The future of "frozen" types as the number of CPU cores increases

John Nagle nagle at animats.com
Wed Feb 17 00:09:27 EST 2010


Terry Reedy wrote:
> On 2/16/2010 3:15 PM, John Nagle wrote:
>> In the beginning, Python had some types which were "frozen",
>  > and some which weren't.
> 
> In the beginning, there was only one 'frozen' general purpose collection 
> type, the tuple. And Guido resisted the suggestion that lists and tuple 
> were mutable and frozen versions of each other.
> 
> However, things have changed, and lists and tuple *are* effectively 
> mutable and hashable versions of each other, and we have the three other 
> pairs you mentioned.
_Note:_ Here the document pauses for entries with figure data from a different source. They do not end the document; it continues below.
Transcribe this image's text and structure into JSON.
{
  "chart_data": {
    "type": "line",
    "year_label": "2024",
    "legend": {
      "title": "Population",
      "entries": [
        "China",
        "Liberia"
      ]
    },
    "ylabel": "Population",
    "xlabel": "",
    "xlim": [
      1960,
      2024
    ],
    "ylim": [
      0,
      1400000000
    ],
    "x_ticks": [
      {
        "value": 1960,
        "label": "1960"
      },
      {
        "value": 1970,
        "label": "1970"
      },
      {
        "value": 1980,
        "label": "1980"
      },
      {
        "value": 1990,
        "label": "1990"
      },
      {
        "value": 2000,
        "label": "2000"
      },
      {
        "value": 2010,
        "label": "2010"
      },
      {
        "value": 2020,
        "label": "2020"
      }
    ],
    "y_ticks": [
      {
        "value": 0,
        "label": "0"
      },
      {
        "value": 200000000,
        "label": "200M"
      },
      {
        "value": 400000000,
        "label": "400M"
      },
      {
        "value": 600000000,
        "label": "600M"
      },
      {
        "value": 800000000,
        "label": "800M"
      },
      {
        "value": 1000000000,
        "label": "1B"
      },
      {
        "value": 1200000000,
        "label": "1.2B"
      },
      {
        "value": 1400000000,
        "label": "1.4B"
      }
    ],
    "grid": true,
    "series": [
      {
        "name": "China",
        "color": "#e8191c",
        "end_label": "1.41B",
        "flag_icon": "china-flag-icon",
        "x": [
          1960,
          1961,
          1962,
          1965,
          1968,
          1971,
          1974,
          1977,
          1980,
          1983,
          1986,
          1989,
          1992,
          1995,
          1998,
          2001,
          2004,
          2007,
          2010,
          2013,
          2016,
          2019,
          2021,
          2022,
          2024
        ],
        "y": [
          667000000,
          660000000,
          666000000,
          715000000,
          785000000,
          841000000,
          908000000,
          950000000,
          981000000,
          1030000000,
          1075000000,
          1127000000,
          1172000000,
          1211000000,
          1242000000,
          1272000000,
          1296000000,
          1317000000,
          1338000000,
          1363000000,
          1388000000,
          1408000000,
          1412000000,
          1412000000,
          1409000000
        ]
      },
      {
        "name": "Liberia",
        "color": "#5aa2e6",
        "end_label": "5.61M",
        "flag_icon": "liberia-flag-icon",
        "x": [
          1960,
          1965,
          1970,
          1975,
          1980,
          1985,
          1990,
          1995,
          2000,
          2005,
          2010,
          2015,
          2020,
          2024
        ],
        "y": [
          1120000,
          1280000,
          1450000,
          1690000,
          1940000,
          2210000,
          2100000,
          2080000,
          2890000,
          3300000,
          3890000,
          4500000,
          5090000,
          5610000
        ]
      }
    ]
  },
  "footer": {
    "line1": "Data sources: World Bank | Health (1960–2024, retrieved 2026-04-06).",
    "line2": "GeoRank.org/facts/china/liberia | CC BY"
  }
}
The idea of freeze() may have been floated (and 
> punctured) during Py3 discussions, but I think it a fairly good one.

    Yes, we're now at the point where all the built-in mutable types
have "frozen" versions.  But we don't have that for objects.  It's
generally considered a good thing in language design to offer,
for user defined types, most of the functionality of built-in ones.

    It's the concurrency aspect of this that interests me, though.
A language with immutable objects can potentially handle concurrency
more safely than one where everything is potentially mutable.
The language knows what can't change, which simplifies locking.